En la óptica del modelo neoliberal, y dadas las nuevas condiciones que supone, esto no es así y, en el caso de la educación superior, específicamente, y sus instancias de investigación, son las propias instituciones quienes tendrán que proveerse de lo necesario, compitiendo por recursos distintos a los oficiales, vendiendo servicios a la empresa privada y comercializando diversos productos.

NO ES LO MISMO
ESCUELA QUE FÁBRICA
Es decir, la educación superior se asume como un servicio y, como tal, debe responder a los parámetros de eficacia, calidad, excelencia, rentabilidad y productividad en términos semejantes a cualquier otro producto que estuviera compitiendo en la esfera del mercado interno o externo.
Visto de manera gruesa, pareciera que hay bastante razón en exigir tales características a la educación superior, estigmatizada de suyo por largos años de tradición contestataria, al menos en las universidades públicas, y su aparente divorcio con el sector productivo, in extenso. El problema mayor, para no detenernos en otras implicaciones particulares, consiste en que la lógica de la producción industrial, y la del mercado, en general, no puede ser extrapolada mecánicamente al campo educativo.
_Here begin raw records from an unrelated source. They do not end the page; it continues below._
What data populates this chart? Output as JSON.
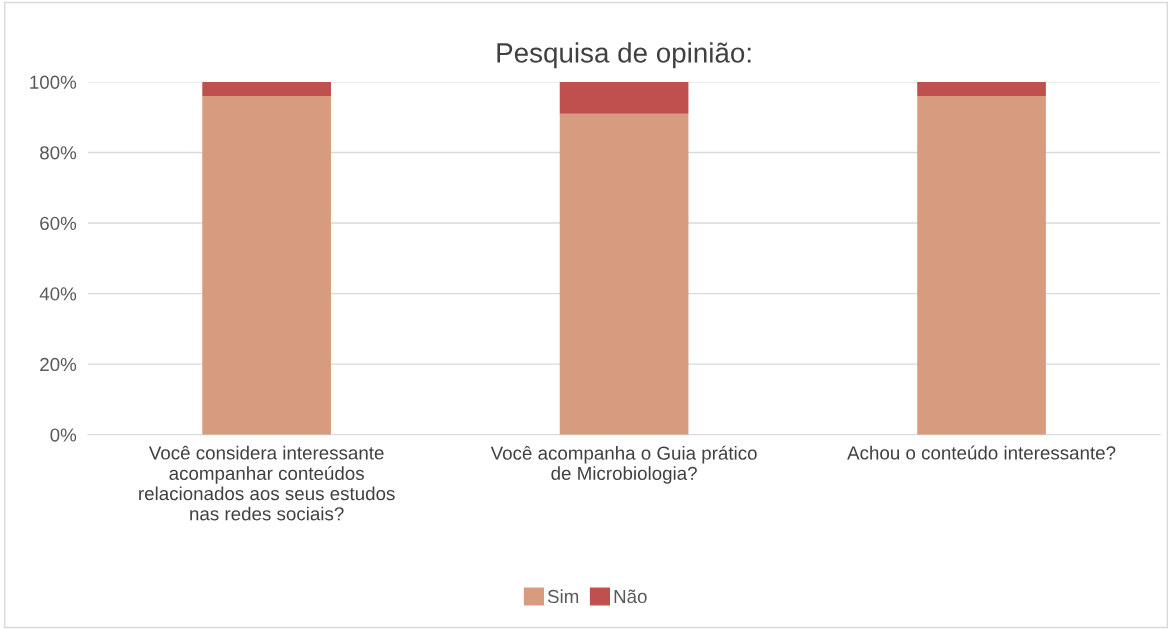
{
  "chart_data": {
    "type": "bar",
    "title": "Pesquisa de opinião:",
    "stacked": true,
    "categories": [
      "Você considera interessante acompanhar conteúdos relacionados aos seus estudos nas redes sociais?",
      "Você acompanha o Guia prático de Microbiologia?",
      "Achou o conteúdo interessante?"
    ],
    "series": [
      {
        "name": "Sim",
        "color": "#d79b80",
        "values": [
          96,
          91,
          96
        ]
      },
      {
        "name": "Não",
        "color": "#c0504d",
        "values": [
          4,
          9,
          4
        ]
      }
    ],
    "ylim": [
      0,
      100
    ],
    "yticks": [
      {
        "value": 0,
        "label": "0%"
      },
      {
        "value": 20,
        "label": "20%"
      },
      {
        "value": 40,
        "label": "40%"
      },
      {
        "value": 60,
        "label": "60%"
      },
      {
        "value": 80,
        "label": "80%"
      },
      {
        "value": 100,
        "label": "100%"
      }
    ],
    "grid": "y",
    "legend": "bottom"
  }
}
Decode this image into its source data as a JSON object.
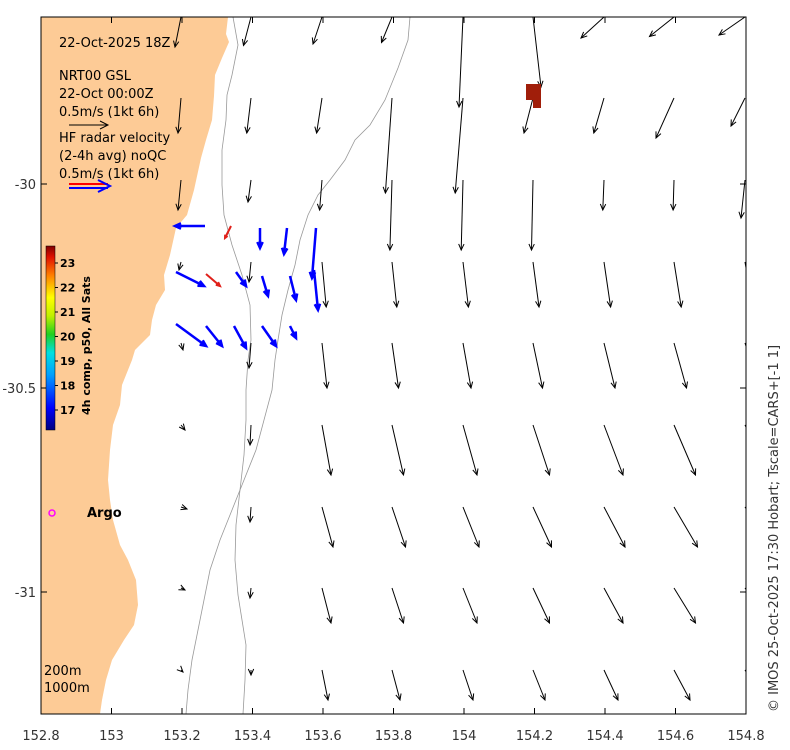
{
  "header": {
    "date_label": "22-Oct-2025 18Z",
    "model_label": "NRT00 GSL",
    "model_time": "22-Oct 00:00Z",
    "model_scale": "0.5m/s (1kt 6h)",
    "radar_line1": "HF radar velocity",
    "radar_line2": "(2-4h avg) noQC",
    "radar_scale": "0.5m/s (1kt 6h)"
  },
  "colorbar": {
    "title": "4h comp, p50, All Sats",
    "ticks": [
      "23",
      "22",
      "21",
      "20",
      "19",
      "18",
      "17"
    ]
  },
  "argo_label": "Argo",
  "depth_labels": [
    "200m",
    "1000m"
  ],
  "credit": "© IMOS 25-Oct-2025 17:30 Hobart; Tscale=CARS+[-1 1]",
  "axes": {
    "x_ticks": [
      "152.8",
      "153",
      "153.2",
      "153.4",
      "153.6",
      "153.8",
      "154",
      "154.2",
      "154.4",
      "154.6",
      "154.8"
    ],
    "y_ticks": [
      "-30",
      "-30.5",
      "-31"
    ]
  },
  "colors": {
    "land": "#fdcb96",
    "model_arrow": "#000000",
    "radar_arrow": "#0000ff",
    "warm_arrow": "#e0201a",
    "argo": "#ff00ff",
    "hot_patch": "#a01e0a"
  }
}
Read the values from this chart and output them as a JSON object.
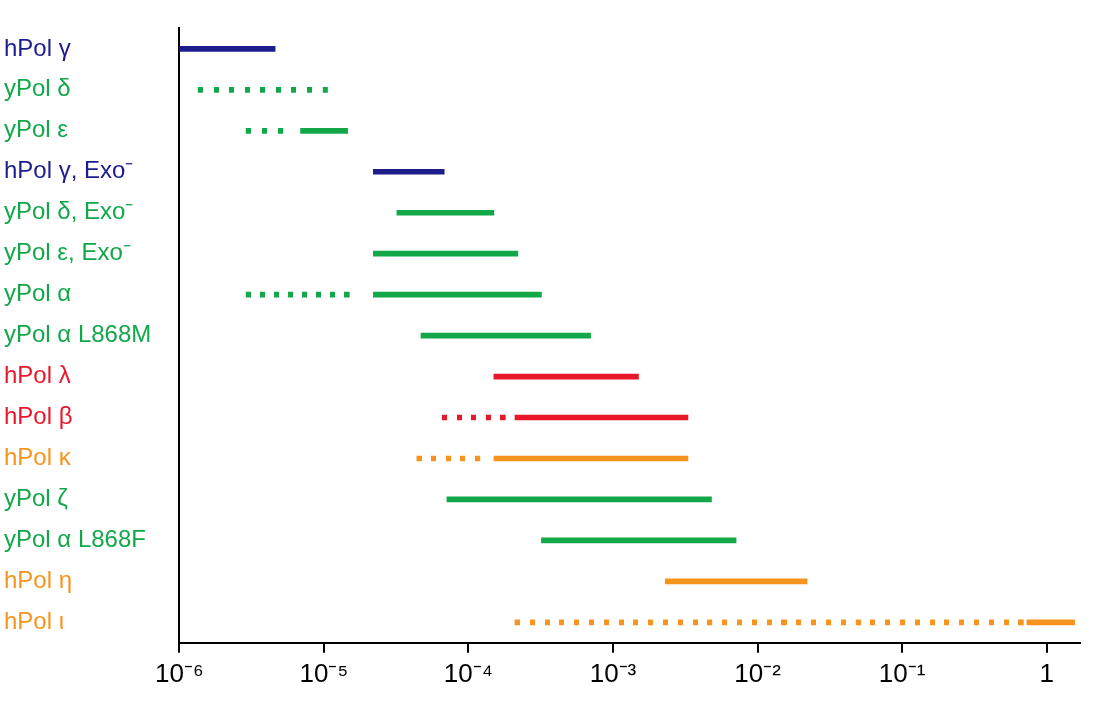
{
  "chart_data": {
    "type": "bar",
    "orientation": "horizontal",
    "log": "x",
    "categories": [
      "hPol γ",
      "yPol δ",
      "yPol ε",
      "hPol γ, Exo⁻",
      "yPol δ, Exo⁻",
      "yPol ε, Exo⁻",
      "yPol α",
      "yPol α L868M",
      "hPol λ",
      "hPol β",
      "hPol κ",
      "yPol ζ",
      "yPol α L868F",
      "hPol η",
      "hPol ι"
    ],
    "xlim": [
      1e-06,
      1.7
    ],
    "xticks": [
      {
        "value": 1e-06,
        "label": "10⁻⁶"
      },
      {
        "value": 1e-05,
        "label": "10⁻⁵"
      },
      {
        "value": 0.0001,
        "label": "10⁻⁴"
      },
      {
        "value": 0.001,
        "label": "10⁻³"
      },
      {
        "value": 0.01,
        "label": "10⁻²"
      },
      {
        "value": 0.1,
        "label": "10⁻¹"
      },
      1
    ],
    "series": [
      {
        "line_style": "solid",
        "base": [
          1e-06,
          null,
          6.9e-06,
          2.2e-05,
          3.2e-05,
          2.2e-05,
          2.2e-05,
          4.7e-05,
          0.00015,
          0.00021,
          0.00015,
          7.1e-05,
          0.00032,
          0.0023,
          0.73
        ],
        "values": [
          3.6e-06,
          null,
          7.7e-06,
          4.6e-05,
          0.000118,
          0.000198,
          0.000298,
          0.000653,
          0.00135,
          0.00309,
          0.00315,
          0.004729,
          0.00678,
          0.0197,
          0.83
        ],
        "colors": [
          "#1c1c8c",
          null,
          "#12a84a",
          "#1c1c8c",
          "#12a84a",
          "#12a84a",
          "#12a84a",
          "#12a84a",
          "#e8182a",
          "#e8182a",
          "#f7941d",
          "#12a84a",
          "#12a84a",
          "#f7941d",
          "#f7941d"
        ]
      },
      {
        "line_style": "dotted",
        "base": [
          null,
          1.35e-06,
          2.9e-06,
          null,
          null,
          null,
          2.9e-06,
          null,
          null,
          6.6e-05,
          4.4e-05,
          null,
          null,
          null,
          0.00021
        ],
        "values": [
          null,
          9.25e-06,
          2.3e-06,
          null,
          null,
          null,
          1.21e-05,
          null,
          null,
          0.000114,
          7.6e-05,
          null,
          null,
          null,
          0.6898
        ],
        "colors": [
          null,
          "#12a84a",
          "#12a84a",
          null,
          null,
          null,
          "#12a84a",
          null,
          null,
          "#e8182a",
          "#f7941d",
          null,
          null,
          null,
          "#f7941d"
        ]
      }
    ]
  }
}
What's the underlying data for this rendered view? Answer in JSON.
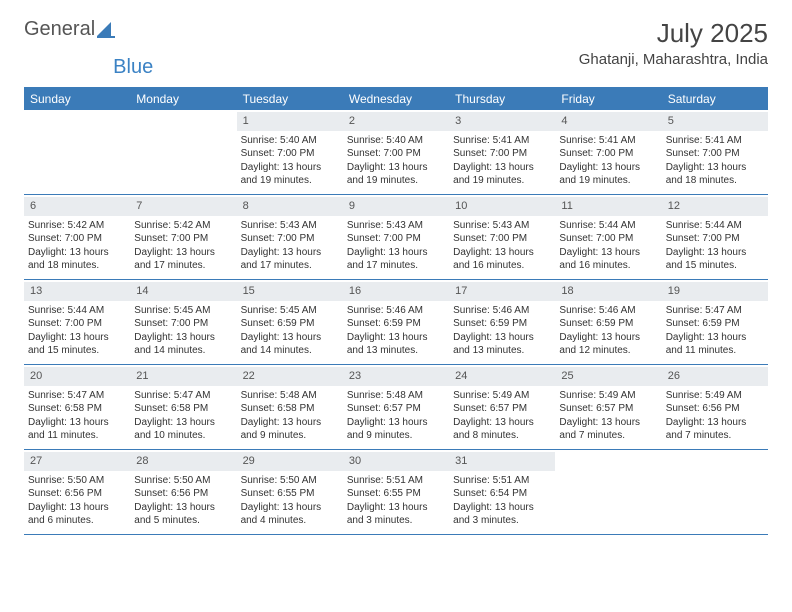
{
  "brand": {
    "part1": "General",
    "part2": "Blue"
  },
  "title": "July 2025",
  "location": "Ghatanji, Maharashtra, India",
  "colors": {
    "headerBg": "#3b7bb8",
    "dayBg": "#e9ecef",
    "text": "#333333"
  },
  "dayNames": [
    "Sunday",
    "Monday",
    "Tuesday",
    "Wednesday",
    "Thursday",
    "Friday",
    "Saturday"
  ],
  "weeks": [
    [
      {
        "empty": true
      },
      {
        "empty": true
      },
      {
        "n": "1",
        "sr": "5:40 AM",
        "ss": "7:00 PM",
        "dl": "13 hours and 19 minutes."
      },
      {
        "n": "2",
        "sr": "5:40 AM",
        "ss": "7:00 PM",
        "dl": "13 hours and 19 minutes."
      },
      {
        "n": "3",
        "sr": "5:41 AM",
        "ss": "7:00 PM",
        "dl": "13 hours and 19 minutes."
      },
      {
        "n": "4",
        "sr": "5:41 AM",
        "ss": "7:00 PM",
        "dl": "13 hours and 19 minutes."
      },
      {
        "n": "5",
        "sr": "5:41 AM",
        "ss": "7:00 PM",
        "dl": "13 hours and 18 minutes."
      }
    ],
    [
      {
        "n": "6",
        "sr": "5:42 AM",
        "ss": "7:00 PM",
        "dl": "13 hours and 18 minutes."
      },
      {
        "n": "7",
        "sr": "5:42 AM",
        "ss": "7:00 PM",
        "dl": "13 hours and 17 minutes."
      },
      {
        "n": "8",
        "sr": "5:43 AM",
        "ss": "7:00 PM",
        "dl": "13 hours and 17 minutes."
      },
      {
        "n": "9",
        "sr": "5:43 AM",
        "ss": "7:00 PM",
        "dl": "13 hours and 17 minutes."
      },
      {
        "n": "10",
        "sr": "5:43 AM",
        "ss": "7:00 PM",
        "dl": "13 hours and 16 minutes."
      },
      {
        "n": "11",
        "sr": "5:44 AM",
        "ss": "7:00 PM",
        "dl": "13 hours and 16 minutes."
      },
      {
        "n": "12",
        "sr": "5:44 AM",
        "ss": "7:00 PM",
        "dl": "13 hours and 15 minutes."
      }
    ],
    [
      {
        "n": "13",
        "sr": "5:44 AM",
        "ss": "7:00 PM",
        "dl": "13 hours and 15 minutes."
      },
      {
        "n": "14",
        "sr": "5:45 AM",
        "ss": "7:00 PM",
        "dl": "13 hours and 14 minutes."
      },
      {
        "n": "15",
        "sr": "5:45 AM",
        "ss": "6:59 PM",
        "dl": "13 hours and 14 minutes."
      },
      {
        "n": "16",
        "sr": "5:46 AM",
        "ss": "6:59 PM",
        "dl": "13 hours and 13 minutes."
      },
      {
        "n": "17",
        "sr": "5:46 AM",
        "ss": "6:59 PM",
        "dl": "13 hours and 13 minutes."
      },
      {
        "n": "18",
        "sr": "5:46 AM",
        "ss": "6:59 PM",
        "dl": "13 hours and 12 minutes."
      },
      {
        "n": "19",
        "sr": "5:47 AM",
        "ss": "6:59 PM",
        "dl": "13 hours and 11 minutes."
      }
    ],
    [
      {
        "n": "20",
        "sr": "5:47 AM",
        "ss": "6:58 PM",
        "dl": "13 hours and 11 minutes."
      },
      {
        "n": "21",
        "sr": "5:47 AM",
        "ss": "6:58 PM",
        "dl": "13 hours and 10 minutes."
      },
      {
        "n": "22",
        "sr": "5:48 AM",
        "ss": "6:58 PM",
        "dl": "13 hours and 9 minutes."
      },
      {
        "n": "23",
        "sr": "5:48 AM",
        "ss": "6:57 PM",
        "dl": "13 hours and 9 minutes."
      },
      {
        "n": "24",
        "sr": "5:49 AM",
        "ss": "6:57 PM",
        "dl": "13 hours and 8 minutes."
      },
      {
        "n": "25",
        "sr": "5:49 AM",
        "ss": "6:57 PM",
        "dl": "13 hours and 7 minutes."
      },
      {
        "n": "26",
        "sr": "5:49 AM",
        "ss": "6:56 PM",
        "dl": "13 hours and 7 minutes."
      }
    ],
    [
      {
        "n": "27",
        "sr": "5:50 AM",
        "ss": "6:56 PM",
        "dl": "13 hours and 6 minutes."
      },
      {
        "n": "28",
        "sr": "5:50 AM",
        "ss": "6:56 PM",
        "dl": "13 hours and 5 minutes."
      },
      {
        "n": "29",
        "sr": "5:50 AM",
        "ss": "6:55 PM",
        "dl": "13 hours and 4 minutes."
      },
      {
        "n": "30",
        "sr": "5:51 AM",
        "ss": "6:55 PM",
        "dl": "13 hours and 3 minutes."
      },
      {
        "n": "31",
        "sr": "5:51 AM",
        "ss": "6:54 PM",
        "dl": "13 hours and 3 minutes."
      },
      {
        "empty": true
      },
      {
        "empty": true
      }
    ]
  ],
  "labels": {
    "sunrise": "Sunrise: ",
    "sunset": "Sunset: ",
    "daylight": "Daylight: "
  }
}
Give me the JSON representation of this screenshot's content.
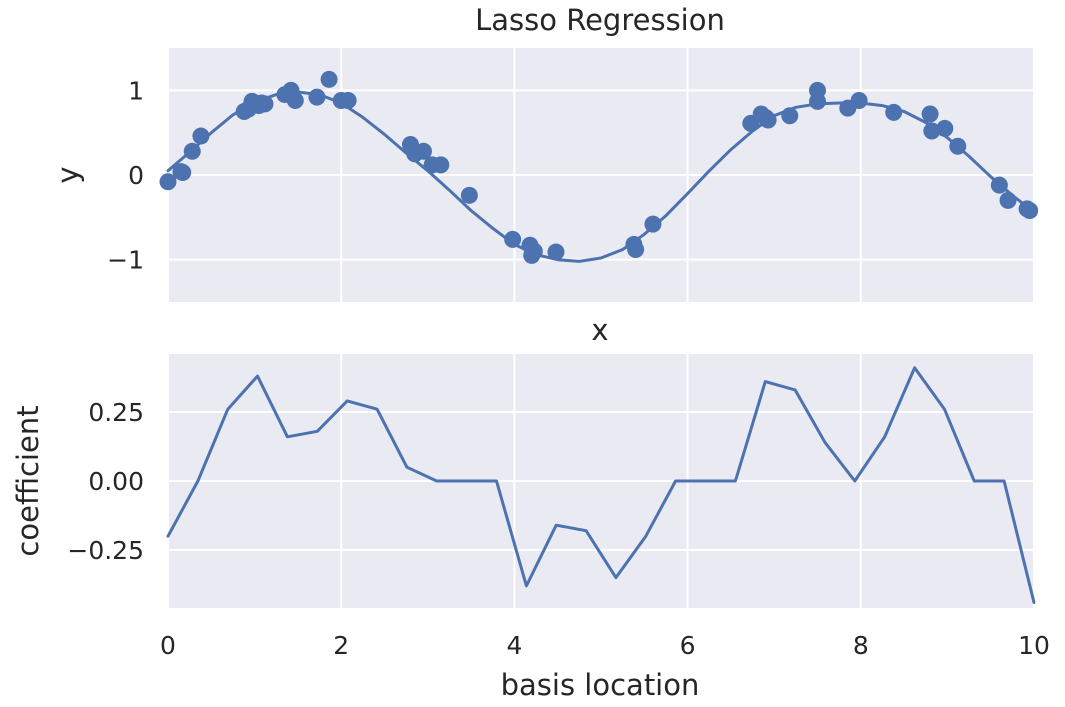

Son asuntos muy distintos, con lógicas también diferentes, etapas de maduración y, sobre todo, de sentido social y humano diametralmente opuesto.
Además, no es posible entrar a la competencia, ya sea interna o externa, por mercado y recursos, si antes no se han establecido lo que llamamos “condiciones de base”, esto es, los mínimos necesarios para que una instancia, en este caso educativa, se pueda poner a la par de sus competidoras y entrar al juego de las oportunidades en condiciones más o menos equitativas.
Estas cuestiones, lamentablemente, ni siquiera aparecen en la agenda de discusión, si alguna hay, sobre la reforma educativa en México.